Anycast DNS at small scale: lessons from running our own
April 23, 2026 · lab notes · dns · anycast · networking
Anycast DNS — the same IP advertised from multiple points-of-presence, with BGP letting clients reach the nearest one — is the operational pattern that powers 1.1.1.1, 8.8.8.8, and every major DNS-as-a-service provider. It’s also occasionally the right answer for a small operator.
We ran anycast on three PoPs for about eighteen months. Here’s what that looked like.
The motivation
Three reasons we considered anycast:
-
Latency. Our authoritative server was in Frankfurt. Queries from US East coast were 100ms+. Single-PoP DNS made our service feel slow on the first request.
-
Reliability. A single PoP means a single failure domain. If the Frankfurt VM has a bad day, the entire DNS goes down. With anycast, BGP automatically withdraws the route from a failed PoP.
-
DDoS absorption. A volumetric attack on a single PoP saturates that PoP. Anycast distributes the load — an attacker has to overwhelm all PoPs simultaneously.
The cost
Running anycast meant:
- Three PoPs, each with public BGP peering. We rented from a hosting provider that supported BGP customer announcements (most don’t, at small scale).
- An IP block we owned. You can’t anycast someone else’s address space. We had a /24 from a regional registry, which we acquired specifically for this.
- An ASN. Same registry, same project.
- BGP configuration. Each PoP runs FRR or BIRD, peers with the upstream, announces our /24 and the more-specific /32 of our anycast IP.
- Health checks at each PoP that withdraw the BGP announcement when the local DNS server is unhealthy.
The setup cost was real. Allocations, paperwork, and getting BGP peering at three providers took us about six weeks of calendar time, maybe forty hours of work.
What we got
Latency dropped meaningfully. North American clients went from 110ms to 18ms (Ashburn PoP). EU clients stayed roughly the same (still routing to Frankfurt). Asian clients improved less than we hoped, because we didn’t have an Asian PoP.
Reliability improved. We had two real incidents during the eighteen months: a hosting provider had a network problem at one PoP, and BGP withdrew us automatically. Other PoPs kept serving. End users saw nothing.
DDoS resilience improved in theory but was never tested. We weren’t a target.
What we’d do differently
A few things we got wrong:
Health check timing. Our initial config had BGP announcements with a 30-second TTL. When a PoP became unhealthy, BGP took up to 30 seconds to withdraw, plus another 30+ seconds for routes to converge globally. That’s a minute of bad answers during failures. We tightened to 5-second BFD which improved this.
Asymmetric routing surprises. With anycast, the same client can reach different PoPs for different queries — anycast is per-packet routing. UDP is fine. TCP is not — a TCP session that starts at PoP-A and gets routed to PoP-B mid-session breaks. We worked around it by ensuring all PoPs had identical zone data and TCP fallback worked correctly, but the first time we saw this in production, we spent an evening confused.
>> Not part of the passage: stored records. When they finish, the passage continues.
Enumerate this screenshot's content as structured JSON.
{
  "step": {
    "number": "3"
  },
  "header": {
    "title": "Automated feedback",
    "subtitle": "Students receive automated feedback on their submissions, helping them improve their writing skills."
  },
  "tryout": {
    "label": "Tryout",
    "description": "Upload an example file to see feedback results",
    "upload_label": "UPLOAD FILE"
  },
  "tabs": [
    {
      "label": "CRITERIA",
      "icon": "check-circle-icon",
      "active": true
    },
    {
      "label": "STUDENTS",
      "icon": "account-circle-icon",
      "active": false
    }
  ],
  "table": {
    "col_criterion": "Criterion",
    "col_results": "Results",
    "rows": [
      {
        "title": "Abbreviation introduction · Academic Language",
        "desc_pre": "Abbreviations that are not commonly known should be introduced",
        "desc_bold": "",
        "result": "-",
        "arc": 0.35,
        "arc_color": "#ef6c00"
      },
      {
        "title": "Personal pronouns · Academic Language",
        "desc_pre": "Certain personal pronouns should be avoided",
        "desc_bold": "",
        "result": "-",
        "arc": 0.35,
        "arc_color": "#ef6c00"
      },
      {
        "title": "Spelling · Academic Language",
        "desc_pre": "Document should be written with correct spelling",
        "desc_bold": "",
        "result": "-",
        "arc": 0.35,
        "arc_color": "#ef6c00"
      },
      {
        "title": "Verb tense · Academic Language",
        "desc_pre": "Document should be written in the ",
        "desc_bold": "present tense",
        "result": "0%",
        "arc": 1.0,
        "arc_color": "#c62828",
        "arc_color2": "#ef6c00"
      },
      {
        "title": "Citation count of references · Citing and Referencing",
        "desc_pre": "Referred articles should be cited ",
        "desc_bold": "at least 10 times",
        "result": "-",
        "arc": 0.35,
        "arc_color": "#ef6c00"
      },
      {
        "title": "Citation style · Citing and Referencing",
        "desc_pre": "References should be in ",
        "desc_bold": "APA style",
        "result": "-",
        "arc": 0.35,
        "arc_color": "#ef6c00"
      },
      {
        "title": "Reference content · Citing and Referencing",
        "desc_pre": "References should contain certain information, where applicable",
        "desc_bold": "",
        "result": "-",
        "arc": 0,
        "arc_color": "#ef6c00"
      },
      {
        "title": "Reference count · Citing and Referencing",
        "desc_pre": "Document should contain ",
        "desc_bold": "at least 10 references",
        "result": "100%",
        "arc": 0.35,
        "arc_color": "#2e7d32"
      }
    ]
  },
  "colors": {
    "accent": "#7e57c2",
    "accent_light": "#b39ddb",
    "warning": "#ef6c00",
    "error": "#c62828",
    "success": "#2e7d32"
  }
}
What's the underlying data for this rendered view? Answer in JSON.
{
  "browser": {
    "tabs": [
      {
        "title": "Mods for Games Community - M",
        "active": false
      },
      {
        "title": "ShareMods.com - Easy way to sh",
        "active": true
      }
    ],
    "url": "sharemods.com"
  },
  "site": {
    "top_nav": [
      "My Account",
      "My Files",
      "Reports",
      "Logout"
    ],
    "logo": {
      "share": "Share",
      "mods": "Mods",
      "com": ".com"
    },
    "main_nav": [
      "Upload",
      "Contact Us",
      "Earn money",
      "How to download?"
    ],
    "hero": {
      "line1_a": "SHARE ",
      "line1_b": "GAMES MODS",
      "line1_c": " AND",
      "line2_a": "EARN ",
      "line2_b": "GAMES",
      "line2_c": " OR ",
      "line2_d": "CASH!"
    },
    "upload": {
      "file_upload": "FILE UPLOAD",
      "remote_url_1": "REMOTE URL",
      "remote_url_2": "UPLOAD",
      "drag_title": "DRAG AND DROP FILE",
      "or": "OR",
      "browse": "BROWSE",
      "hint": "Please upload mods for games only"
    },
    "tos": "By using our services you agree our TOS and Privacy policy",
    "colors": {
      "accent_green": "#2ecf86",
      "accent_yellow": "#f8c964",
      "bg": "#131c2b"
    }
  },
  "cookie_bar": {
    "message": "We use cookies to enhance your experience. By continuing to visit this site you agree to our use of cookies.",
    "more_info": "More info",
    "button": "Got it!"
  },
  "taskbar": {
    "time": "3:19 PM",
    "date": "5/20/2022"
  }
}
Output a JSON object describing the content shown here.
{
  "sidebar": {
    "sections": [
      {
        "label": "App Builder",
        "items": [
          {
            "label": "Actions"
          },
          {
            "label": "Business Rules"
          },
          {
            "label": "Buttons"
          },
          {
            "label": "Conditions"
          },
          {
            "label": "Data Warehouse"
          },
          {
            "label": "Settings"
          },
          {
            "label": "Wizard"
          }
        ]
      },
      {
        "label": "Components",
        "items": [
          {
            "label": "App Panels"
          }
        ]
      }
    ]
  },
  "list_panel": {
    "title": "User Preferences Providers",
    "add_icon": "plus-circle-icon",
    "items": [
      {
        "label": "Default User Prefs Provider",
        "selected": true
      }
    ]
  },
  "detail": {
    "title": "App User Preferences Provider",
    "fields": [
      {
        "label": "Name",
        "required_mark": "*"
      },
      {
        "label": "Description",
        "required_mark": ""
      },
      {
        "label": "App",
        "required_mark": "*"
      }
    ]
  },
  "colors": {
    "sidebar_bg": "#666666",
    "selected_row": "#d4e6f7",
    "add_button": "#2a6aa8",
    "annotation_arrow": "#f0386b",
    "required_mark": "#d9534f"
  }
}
Zone synchronization. We assumed AXFR/IXFR would be fast. Mostly they are. Occasionally they aren’t — a transfer can take 30+ seconds for a large zone, and during that window one PoP has stale data. We monitor zone serial numbers across PoPs now and alert when they drift.
When anycast is worth it
Roughly: when a single PoP’s failure becomes business-critical, and when latency-sensitive clients are geographically distributed. For a single-region service, single-PoP DNS is fine. Add anycast when “DNS is down for some users” stops being acceptable.
For us, the threshold turned out to be around half a million queries per day with a globally distributed user base. Below that, single-PoP plus a good cloud DNS provider as a secondary was sufficient. Above that, we wanted control.
The operational complexity is real but bounded. Once running, anycast-DNS adds maybe one alert per quarter — usually upstream peering changes, occasionally a zone transfer hiccup.
It’s not a starter project. It’s a thing you graduate to.